Слабый свет серебрился на каменных плитах пола, край узкого, как бойница, окна сиял белизной. Монах посапывал рядом, задрав черную бородку к невидимому потолку. Я встал и, придерживаясь за неровную стену, стал спускаться.

Входной двери у башни не было, и все вокруг казалось заброшенным. Наверное, здесь давно никто не жил и забредали только туристы. Все-таки я немного отошел, прежде чем расстегнуть пижамные штаны.

И замер…

Поодаль виднелась грубая загородка из камней – наверное, для скота. Местами она была разрушена, и внутрь затекал серебристый свет. В одном из проемов стоял камень чернее и выше других. Что-то странное было в его форме: сверху будто голова, а выступающие треугольники – словно уши…

Камень шевельнулся, и блеснули два зеленых изумруда – глаза!..
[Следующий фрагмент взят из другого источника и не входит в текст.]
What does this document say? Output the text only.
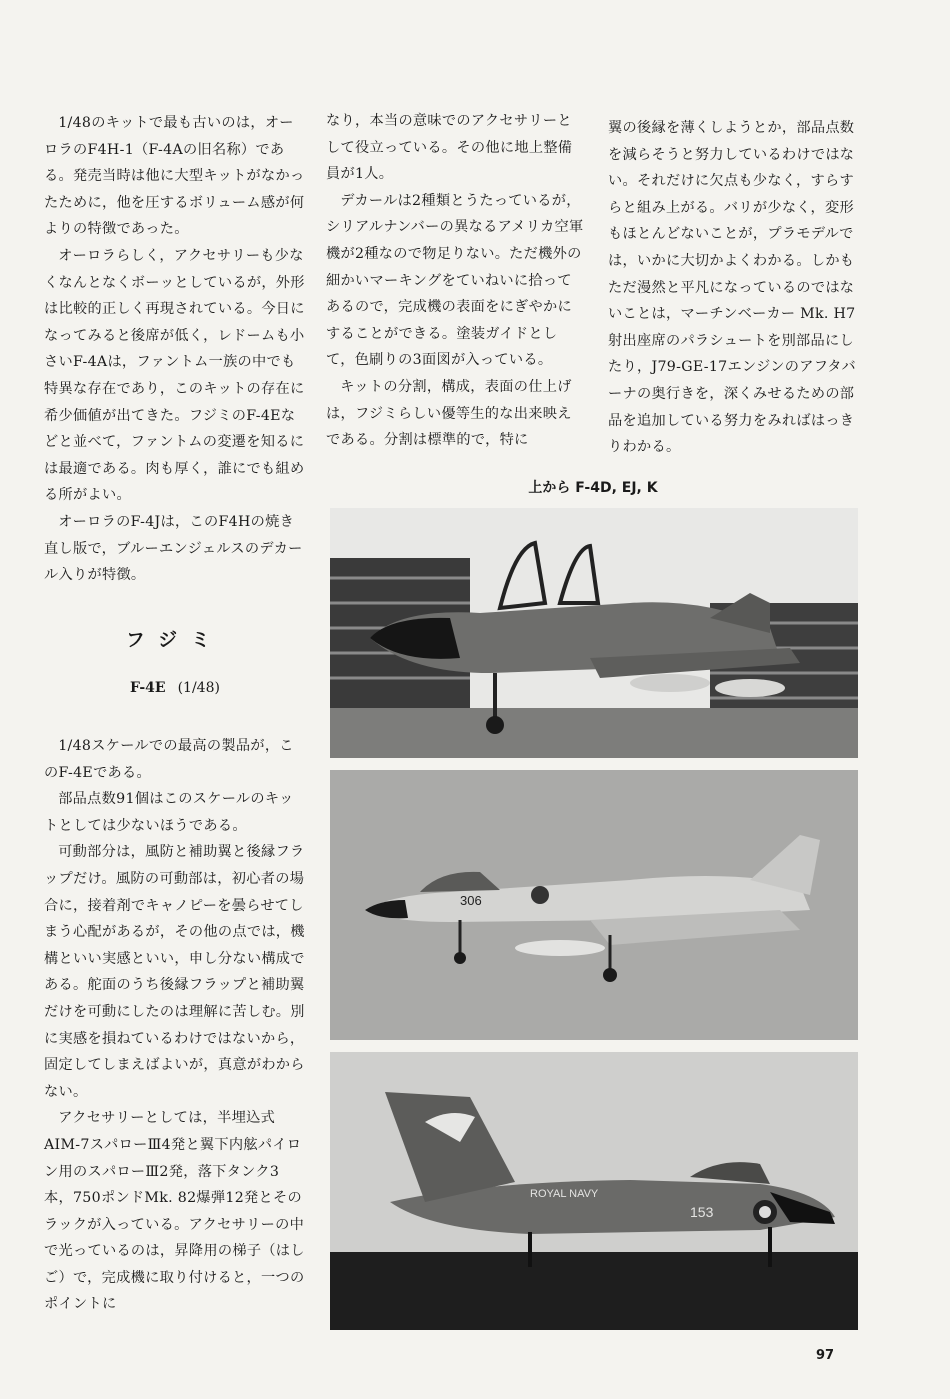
1/48のキットで最も古いのは，オーロラのF4H-1（F-4Aの旧名称）である。発売当時は他に大型キットがなかったために，他を圧するボリューム感が何よりの特徴であった。

オーロラらしく，アクセサリーも少なくなんとなくボーッとしているが，外形は比較的正しく再現されている。今日になってみると後席が低く，レドームも小さいF-4Aは，ファントム一族の中でも特異な存在であり，このキットの存在に希少価値が出てきた。フジミのF-4Eなどと並べて，ファントムの変遷を知るには最適である。肉も厚く，誰にでも組める所がよい。

オーロラのF-4Jは，このF4Hの焼き直し版で，ブルーエンジェルスのデカール入りが特徴。

フジミ
F-4E (1/48)

1/48スケールでの最高の製品が，このF-4Eである。

部品点数91個はこのスケールのキットとしては少ないほうである。

可動部分は，風防と補助翼と後縁フラップだけ。風防の可動部は，初心者の場合に，接着剤でキャノピーを曇らせてしまう心配があるが，その他の点では，機構といい実感といい，申し分ない構成である。舵面のうち後縁フラップと補助翼だけを可動にしたのは理解に苦しむ。別に実感を損ねているわけではないから，固定してしまえばよいが，真意がわからない。

アクセサリーとしては，半埋込式AIM-7スパローⅢ4発と翼下内舷パイロン用のスパローⅢ2発，落下タンク3本，750ポンドMk. 82爆弾12発とそのラックが入っている。アクセサリーの中で光っているのは，昇降用の梯子（はしご）で，完成機に取り付けると，一つのポイントに

なり，本当の意味でのアクセサリーとして役立っている。その他に地上整備員が1人。

デカールは2種類とうたっているが，シリアルナンバーの異なるアメリカ空軍機が2種なので物足りない。ただ機外の細かいマーキングをていねいに拾ってあるので，完成機の表面をにぎやかにすることができる。塗装ガイドとして，色刷りの3面図が入っている。

キットの分割，構成，表面の仕上げは，フジミらしい優等生的な出来映えである。分割は標準的で，特に

翼の後縁を薄くしようとか，部品点数を減らそうと努力しているわけではない。それだけに欠点も少なく，すらすらと組み上がる。バリが少なく，変形もほとんどないことが，プラモデルでは，いかに大切かよくわかる。しかもただ漫然と平凡になっているのではないことは，マーチンベーカー Mk. H7 射出座席のパラシュートを別部品にしたり，J79-GE-17エンジンのアフタバーナの奥行きを，深くみせるための部品を追加している努力をみればはっきりわかる。

上から F-4D, EJ, K
306
ROYAL NAVY
153
97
Я опомнился уже в комнате, когда тряс Симона за плечо.

– Там… – еле выговорил я. – Там огромный пес.

Монах сел, глянул на меня, а потом одним прыжком оказался у окна. Долго смотрел, и лицо было очень бледным в свете луны.

И осталось совершенно спокойным.

– Ты уже видел таких, – чуть погодя сказал он. – Со мной тебе нечего бояться. Скоро утро, пора собираться в путь. Поешь.
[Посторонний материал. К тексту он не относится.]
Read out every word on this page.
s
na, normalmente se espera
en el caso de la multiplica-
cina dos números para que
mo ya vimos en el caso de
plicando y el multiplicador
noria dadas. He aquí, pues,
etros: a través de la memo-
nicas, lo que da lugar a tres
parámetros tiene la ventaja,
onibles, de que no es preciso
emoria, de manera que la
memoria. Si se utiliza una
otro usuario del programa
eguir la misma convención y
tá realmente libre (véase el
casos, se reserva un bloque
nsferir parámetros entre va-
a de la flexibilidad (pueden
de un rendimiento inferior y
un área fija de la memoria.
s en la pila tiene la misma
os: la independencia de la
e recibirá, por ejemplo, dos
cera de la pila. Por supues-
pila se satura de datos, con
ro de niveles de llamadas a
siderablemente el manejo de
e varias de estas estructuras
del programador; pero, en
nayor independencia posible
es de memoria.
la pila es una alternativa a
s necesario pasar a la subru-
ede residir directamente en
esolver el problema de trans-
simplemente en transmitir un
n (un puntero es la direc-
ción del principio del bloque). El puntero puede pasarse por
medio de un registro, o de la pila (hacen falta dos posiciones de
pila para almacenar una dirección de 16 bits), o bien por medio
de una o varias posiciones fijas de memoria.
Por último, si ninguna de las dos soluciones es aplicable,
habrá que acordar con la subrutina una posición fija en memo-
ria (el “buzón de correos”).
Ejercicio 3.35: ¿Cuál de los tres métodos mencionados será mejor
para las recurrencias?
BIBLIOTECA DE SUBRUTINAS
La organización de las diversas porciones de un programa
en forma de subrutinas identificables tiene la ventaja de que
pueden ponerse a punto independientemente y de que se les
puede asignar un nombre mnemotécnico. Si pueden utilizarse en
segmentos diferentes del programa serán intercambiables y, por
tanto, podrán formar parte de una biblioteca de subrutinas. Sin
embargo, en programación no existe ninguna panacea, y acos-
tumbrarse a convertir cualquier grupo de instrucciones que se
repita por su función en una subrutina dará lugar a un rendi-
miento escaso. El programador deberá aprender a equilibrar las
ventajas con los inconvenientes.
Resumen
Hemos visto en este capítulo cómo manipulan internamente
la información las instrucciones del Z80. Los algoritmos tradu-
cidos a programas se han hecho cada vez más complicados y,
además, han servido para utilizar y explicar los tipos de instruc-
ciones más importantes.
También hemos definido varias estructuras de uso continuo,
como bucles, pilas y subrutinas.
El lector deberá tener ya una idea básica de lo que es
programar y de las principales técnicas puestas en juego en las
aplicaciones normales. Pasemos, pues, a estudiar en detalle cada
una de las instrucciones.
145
Он нарезал на полиэтиленовый пакет куски белого сыра – тот был упругим и приятно солоноватым. Запивали из фляги Симона – к моему удивлению, там оказалась не вода, а терпкое красное вино.

– Из новоафонских виноградников, – ответил он на мой невысказанный вопрос. – Тебе надо побывать там, Андрей. Конечно, в гостинице лишь монастырский комфорт: жесткие постели и несколько кроватей в комнате. Зато, как красиво вокруг! Дорога к Афонской горе идет в тени кипарисов, над лесом голубеют маковки монастырских церквей. Возле ворот дорога вымощена разноцветной плиткой, а весь двор устлан камнем, словно ковром. Стены собора святого Пантелеймона украшены изумительными фресками голубых и золотистых тонов. Выше светятся белизной стены Нагорного монастыря, к нему ведет портик, украшенный прекрасными изображениями святых. Дальше виден холм, засаженный масличными деревьями, и еще один храм – апостола Симона Кананита. По преданию, на этом месте погребен сам апостол, один из учеников Иисуса Христа. Неподалеку искусственный водопад, струи воды вьются как кудри девушки, и он служит для получения электричества. Весь монастырь освещается им после захода солнца – белые здания посреди темной южной ночи…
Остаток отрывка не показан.